Gen-X was a reminder of their mortality. We knew it. We felt it. It was part of us.
So, when Gen-Xers had kids, we decided to be honest with them and love them. An era of ditching loyalty at work to loyalty to your family took root, and Millennials soon had an entire culture nurturing them at every turn. At school, at home, on TV, at the movies, on the playground. They were kinder and nicer.
But they are human beings, so something had to go wrong.

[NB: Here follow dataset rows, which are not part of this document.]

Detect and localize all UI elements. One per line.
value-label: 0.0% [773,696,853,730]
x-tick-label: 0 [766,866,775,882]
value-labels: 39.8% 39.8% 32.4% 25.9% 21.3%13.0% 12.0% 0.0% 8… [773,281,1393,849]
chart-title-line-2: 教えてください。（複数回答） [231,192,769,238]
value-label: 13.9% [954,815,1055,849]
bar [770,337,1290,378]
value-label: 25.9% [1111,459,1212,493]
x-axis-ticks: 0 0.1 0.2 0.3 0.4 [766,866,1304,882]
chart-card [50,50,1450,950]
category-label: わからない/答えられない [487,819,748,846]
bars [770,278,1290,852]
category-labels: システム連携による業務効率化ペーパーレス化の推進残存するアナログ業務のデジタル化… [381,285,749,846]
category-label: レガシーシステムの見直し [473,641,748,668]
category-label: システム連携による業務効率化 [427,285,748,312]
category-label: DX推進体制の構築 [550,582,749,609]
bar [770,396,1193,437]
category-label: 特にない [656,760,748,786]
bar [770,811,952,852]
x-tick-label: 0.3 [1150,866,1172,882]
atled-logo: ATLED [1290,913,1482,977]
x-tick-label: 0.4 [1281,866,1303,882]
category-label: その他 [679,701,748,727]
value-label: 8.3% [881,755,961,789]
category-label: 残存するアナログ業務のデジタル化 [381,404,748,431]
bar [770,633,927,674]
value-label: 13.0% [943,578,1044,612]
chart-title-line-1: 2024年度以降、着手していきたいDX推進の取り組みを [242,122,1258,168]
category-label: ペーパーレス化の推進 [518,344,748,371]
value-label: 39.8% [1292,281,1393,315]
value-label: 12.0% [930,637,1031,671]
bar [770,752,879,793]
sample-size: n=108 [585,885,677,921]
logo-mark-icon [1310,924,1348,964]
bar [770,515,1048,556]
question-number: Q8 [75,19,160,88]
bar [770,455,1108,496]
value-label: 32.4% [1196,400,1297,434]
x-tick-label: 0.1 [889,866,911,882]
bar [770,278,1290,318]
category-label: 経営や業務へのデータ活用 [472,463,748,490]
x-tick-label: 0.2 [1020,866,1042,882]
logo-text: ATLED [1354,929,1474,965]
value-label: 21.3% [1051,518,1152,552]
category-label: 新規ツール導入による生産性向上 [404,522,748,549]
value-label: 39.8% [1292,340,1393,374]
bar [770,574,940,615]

Childhood was so nice they didn’t want to leave. They didn’t want to make decisions and the world they saw was either just as bad as their parents honestly described, or a shock to their system because they were ill-prepared. They saw a world absorbed by greed and materialism and they rightfully rejected it. However, instead of fighting to change it, they retreated. Gen X parents didn’t see that coming. Theirs was a world of self-preservation. No one was going to help them survive so they had to cobble together a life as best as they could. They raised their kids with tools to be less bitter and miserable. We could not predict the internet and an Age of Apathy and Self-Righteousness.
We also didn’t know the Boomers would still have a stranglehold on our world. They keep working and taking instead of retiring and moving on for the next generation. Now they bitch about their grandkids and how they don’t have a work ethic or they’re too soft.
They complain about their grandkids. Gen X doesn’t even get mentioned in the whining and bleating. I grew up feeling invisible and I tend to extend that to my generation, but I don’t think I’m that far off. The 80s were a plastic, fake decade with little substance to be found in the standard media fare. People like to point out hip-hop and alternative rock were born then, traditionally with more substantive lyrics, but it wasn’t where your regular Gen-Xer could find it. I mean, I found it eventually. In the 90s.
Whew! That part’s over.
Wait, where was I? Oh, yeah. My generation.
I put together a few cultural experiences and wrote them out as I experienced them. I keep getting reminded that all of this writing stuff I do should be a way to the truth. Our truths are subject to the windows in our lives; what we can see while we are purposely looking through them. I just want my generation to have a few more recorded accounts before we are forgotten forever.